I run a design loop too: screenshots from end-to-end tests, fed to a Gemini agent for UI and UX improvement. The outcomes are often genuinely amazing - design decisions better than what I specified. Other times the output surprises me in ways I did not ask for. Both agents reported completion. The human eye still had to decide whether the output was right. It usually is. But when it is not, you need to know.
The Extract
The real decision is recognising when the prototype has taught you what you need to know and it is time to throw it away. Not iterate on it. Throw it away and build the real thing. AI makes this easier than ever - you can rebuild in a fraction of the time - and yet the psychological barrier is the same as it always was. The demo has been shown. The stakeholders are excited. Going back feels like regression. It is not. It is the extract phase .

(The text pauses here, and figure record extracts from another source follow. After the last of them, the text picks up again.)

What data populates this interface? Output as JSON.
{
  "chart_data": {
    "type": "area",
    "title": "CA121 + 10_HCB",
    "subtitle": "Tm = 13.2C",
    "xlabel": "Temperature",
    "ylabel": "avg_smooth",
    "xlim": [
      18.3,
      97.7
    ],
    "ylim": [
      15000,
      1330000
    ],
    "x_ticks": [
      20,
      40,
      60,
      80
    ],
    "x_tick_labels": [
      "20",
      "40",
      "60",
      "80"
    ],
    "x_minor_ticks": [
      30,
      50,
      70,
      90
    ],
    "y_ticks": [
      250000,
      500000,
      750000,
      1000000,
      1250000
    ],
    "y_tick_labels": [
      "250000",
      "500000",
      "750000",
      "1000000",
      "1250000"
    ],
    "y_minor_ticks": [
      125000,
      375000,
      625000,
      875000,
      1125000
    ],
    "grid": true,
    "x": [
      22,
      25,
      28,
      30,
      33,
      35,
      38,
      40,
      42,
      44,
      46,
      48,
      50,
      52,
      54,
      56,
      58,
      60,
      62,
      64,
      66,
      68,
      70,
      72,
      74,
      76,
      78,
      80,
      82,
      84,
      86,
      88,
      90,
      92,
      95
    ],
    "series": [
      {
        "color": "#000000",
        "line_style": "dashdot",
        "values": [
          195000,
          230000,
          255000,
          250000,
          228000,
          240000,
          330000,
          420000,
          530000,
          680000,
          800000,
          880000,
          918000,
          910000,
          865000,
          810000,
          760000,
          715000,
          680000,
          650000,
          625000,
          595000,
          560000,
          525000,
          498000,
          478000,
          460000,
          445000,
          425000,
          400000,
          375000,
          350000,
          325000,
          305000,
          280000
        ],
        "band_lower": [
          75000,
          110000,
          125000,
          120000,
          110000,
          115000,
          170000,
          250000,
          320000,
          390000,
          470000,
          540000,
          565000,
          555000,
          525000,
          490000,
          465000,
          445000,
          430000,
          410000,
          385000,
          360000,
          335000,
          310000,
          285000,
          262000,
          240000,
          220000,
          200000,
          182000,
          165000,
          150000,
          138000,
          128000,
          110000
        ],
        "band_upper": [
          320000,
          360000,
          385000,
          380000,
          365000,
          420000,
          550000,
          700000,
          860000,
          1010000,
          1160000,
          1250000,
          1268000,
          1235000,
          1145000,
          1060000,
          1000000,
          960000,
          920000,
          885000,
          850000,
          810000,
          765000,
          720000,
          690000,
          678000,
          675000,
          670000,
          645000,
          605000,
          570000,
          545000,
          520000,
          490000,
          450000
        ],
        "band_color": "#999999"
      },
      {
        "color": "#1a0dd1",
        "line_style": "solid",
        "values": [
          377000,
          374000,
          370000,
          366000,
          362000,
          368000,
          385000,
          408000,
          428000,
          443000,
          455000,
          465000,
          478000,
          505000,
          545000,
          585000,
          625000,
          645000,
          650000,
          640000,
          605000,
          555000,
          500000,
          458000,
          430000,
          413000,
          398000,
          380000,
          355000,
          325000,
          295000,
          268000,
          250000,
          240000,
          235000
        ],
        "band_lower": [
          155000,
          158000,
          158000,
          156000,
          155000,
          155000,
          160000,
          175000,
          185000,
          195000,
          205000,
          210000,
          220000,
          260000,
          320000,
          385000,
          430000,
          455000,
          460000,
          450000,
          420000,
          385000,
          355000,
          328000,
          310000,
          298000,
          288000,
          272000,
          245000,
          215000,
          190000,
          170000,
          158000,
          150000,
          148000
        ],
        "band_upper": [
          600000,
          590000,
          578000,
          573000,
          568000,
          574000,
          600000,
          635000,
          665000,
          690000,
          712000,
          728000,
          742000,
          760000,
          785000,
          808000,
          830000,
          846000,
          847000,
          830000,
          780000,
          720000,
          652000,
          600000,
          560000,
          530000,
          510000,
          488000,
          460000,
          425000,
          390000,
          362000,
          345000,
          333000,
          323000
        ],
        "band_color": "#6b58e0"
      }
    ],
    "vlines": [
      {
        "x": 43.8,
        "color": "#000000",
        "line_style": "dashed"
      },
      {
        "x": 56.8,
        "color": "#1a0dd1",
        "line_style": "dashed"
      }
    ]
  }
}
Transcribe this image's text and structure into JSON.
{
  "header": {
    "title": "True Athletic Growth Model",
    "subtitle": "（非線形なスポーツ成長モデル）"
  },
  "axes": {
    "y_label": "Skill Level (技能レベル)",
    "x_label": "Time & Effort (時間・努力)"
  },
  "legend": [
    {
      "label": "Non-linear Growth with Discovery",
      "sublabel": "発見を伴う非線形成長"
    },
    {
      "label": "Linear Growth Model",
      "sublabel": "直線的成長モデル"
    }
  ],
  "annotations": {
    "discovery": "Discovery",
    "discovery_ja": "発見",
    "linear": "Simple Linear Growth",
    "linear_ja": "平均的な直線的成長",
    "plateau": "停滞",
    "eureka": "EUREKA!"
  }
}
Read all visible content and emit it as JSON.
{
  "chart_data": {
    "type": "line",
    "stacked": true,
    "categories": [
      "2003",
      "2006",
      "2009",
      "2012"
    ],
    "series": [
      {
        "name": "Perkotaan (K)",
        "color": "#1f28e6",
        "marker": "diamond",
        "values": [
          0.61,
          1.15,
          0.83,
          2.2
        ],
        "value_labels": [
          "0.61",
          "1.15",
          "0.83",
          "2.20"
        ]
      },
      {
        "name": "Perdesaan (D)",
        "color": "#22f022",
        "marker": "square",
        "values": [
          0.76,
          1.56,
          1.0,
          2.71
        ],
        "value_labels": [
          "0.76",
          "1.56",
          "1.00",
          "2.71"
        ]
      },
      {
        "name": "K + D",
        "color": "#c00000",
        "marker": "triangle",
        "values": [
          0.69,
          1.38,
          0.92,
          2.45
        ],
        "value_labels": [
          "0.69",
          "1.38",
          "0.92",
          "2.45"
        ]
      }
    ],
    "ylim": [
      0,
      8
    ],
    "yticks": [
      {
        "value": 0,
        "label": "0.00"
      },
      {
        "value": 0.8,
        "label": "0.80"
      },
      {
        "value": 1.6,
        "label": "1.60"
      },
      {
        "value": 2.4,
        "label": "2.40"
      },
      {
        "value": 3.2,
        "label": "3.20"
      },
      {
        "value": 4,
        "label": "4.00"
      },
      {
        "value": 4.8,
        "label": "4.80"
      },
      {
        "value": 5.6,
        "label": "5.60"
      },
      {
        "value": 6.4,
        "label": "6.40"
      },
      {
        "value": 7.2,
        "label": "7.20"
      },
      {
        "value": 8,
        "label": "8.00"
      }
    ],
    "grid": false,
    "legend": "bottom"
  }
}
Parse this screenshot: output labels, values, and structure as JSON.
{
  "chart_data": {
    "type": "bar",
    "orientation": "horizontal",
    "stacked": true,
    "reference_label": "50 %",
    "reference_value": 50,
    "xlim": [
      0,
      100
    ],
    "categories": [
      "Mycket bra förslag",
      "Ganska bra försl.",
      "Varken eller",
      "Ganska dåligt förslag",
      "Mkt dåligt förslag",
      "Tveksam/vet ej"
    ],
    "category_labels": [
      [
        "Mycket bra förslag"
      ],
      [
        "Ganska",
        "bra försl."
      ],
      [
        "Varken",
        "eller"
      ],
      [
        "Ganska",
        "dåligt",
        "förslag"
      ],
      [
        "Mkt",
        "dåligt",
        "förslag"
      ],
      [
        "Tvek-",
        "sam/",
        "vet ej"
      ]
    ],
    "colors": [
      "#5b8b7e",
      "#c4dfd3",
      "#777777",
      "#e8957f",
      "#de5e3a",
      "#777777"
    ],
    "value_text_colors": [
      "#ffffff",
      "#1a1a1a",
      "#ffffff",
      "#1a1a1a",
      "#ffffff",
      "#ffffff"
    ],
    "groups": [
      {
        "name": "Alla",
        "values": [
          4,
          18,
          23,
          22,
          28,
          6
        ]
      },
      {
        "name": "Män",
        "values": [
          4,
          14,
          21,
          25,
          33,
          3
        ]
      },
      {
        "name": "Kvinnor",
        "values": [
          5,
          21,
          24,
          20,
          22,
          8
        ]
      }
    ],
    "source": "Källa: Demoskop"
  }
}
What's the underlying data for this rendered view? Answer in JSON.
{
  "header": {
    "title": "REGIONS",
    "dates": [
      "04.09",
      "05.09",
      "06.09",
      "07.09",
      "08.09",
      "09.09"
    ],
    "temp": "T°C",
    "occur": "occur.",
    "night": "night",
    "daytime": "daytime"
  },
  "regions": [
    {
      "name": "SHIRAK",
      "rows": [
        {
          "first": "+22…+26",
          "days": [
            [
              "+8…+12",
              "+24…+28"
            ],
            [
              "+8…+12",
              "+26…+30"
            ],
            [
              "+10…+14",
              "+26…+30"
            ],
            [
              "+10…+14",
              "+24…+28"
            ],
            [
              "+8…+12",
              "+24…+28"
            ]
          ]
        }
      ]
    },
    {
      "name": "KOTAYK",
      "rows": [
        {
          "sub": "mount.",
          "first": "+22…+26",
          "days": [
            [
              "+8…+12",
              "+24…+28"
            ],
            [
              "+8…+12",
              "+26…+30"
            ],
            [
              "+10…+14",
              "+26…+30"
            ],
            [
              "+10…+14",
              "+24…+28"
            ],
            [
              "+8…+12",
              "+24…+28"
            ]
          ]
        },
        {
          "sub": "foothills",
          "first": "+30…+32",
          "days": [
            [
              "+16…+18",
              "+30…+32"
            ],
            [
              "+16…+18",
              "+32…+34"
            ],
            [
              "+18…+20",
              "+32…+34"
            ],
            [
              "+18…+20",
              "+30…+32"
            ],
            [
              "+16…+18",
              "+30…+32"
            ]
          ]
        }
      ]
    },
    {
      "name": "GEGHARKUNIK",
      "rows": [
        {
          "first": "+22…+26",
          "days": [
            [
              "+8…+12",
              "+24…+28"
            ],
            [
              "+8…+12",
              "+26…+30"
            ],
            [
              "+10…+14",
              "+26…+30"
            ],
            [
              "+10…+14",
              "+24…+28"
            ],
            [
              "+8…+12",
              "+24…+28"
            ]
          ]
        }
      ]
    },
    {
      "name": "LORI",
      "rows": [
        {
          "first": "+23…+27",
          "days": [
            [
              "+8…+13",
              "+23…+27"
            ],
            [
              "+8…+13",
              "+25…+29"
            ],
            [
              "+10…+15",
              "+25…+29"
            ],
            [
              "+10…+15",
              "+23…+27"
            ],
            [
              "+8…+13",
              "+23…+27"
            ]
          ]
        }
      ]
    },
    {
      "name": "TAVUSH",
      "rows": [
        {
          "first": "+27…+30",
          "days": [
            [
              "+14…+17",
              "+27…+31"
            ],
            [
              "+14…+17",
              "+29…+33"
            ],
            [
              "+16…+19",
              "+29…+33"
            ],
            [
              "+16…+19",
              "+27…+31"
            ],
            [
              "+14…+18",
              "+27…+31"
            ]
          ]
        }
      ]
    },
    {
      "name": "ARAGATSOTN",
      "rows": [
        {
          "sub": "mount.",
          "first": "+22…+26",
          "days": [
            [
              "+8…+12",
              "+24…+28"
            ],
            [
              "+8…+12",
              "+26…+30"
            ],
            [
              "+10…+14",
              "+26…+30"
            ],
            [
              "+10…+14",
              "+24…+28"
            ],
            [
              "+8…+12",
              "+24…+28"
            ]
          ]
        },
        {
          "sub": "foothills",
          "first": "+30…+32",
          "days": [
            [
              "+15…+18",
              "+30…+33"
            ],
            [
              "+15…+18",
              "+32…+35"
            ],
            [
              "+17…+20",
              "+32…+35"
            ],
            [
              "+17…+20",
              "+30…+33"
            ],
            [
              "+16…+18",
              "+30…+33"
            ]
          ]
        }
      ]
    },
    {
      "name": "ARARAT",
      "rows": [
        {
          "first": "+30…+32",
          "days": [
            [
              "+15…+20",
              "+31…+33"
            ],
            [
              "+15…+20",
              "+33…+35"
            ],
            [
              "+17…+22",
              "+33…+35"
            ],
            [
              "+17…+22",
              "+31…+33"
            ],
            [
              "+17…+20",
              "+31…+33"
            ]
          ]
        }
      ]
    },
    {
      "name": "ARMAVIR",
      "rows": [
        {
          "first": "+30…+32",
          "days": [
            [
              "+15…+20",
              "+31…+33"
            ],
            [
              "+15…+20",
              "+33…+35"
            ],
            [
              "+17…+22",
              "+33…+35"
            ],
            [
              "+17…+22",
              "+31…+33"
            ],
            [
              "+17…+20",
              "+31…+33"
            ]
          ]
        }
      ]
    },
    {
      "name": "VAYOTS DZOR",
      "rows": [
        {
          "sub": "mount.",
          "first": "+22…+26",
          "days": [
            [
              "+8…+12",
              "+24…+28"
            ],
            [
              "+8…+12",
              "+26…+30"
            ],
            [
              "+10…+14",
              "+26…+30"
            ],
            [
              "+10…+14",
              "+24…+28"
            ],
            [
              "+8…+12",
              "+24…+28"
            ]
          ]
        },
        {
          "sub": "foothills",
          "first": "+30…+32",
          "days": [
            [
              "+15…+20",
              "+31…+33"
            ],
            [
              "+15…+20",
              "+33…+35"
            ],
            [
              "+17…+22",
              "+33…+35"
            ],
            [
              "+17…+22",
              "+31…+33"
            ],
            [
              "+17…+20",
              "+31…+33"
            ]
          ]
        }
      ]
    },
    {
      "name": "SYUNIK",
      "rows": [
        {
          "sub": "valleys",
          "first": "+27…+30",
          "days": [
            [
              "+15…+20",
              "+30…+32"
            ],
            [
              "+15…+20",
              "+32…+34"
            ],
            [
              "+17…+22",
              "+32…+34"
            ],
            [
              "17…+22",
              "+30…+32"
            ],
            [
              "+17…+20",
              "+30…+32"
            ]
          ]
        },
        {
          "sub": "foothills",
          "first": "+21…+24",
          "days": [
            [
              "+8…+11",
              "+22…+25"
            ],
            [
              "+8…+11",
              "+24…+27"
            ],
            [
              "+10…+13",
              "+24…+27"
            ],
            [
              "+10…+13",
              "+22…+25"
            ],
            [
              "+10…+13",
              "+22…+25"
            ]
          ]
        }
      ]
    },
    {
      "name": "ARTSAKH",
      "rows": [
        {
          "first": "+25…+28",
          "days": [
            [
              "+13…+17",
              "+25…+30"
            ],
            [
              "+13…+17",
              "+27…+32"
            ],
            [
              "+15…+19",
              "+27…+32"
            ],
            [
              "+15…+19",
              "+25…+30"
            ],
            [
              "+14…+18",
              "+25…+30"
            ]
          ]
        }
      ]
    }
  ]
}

Reid Hoffman said it years ago: “If you are not embarrassed by the first version of your product, you have launched too late.” That is still true. Sometimes good enough is good enough. Sometimes shipping fast and fixing later is the right call. The craft is knowing the difference - and the completion illusion makes it harder to tell which side you are on.
The people who will thrive are the ones who can see the 80% and the 20% at the same time. Who stop prompting when they should be specifying. Who build the harnesses before they build the features.
The illusion fades the moment you decide to look.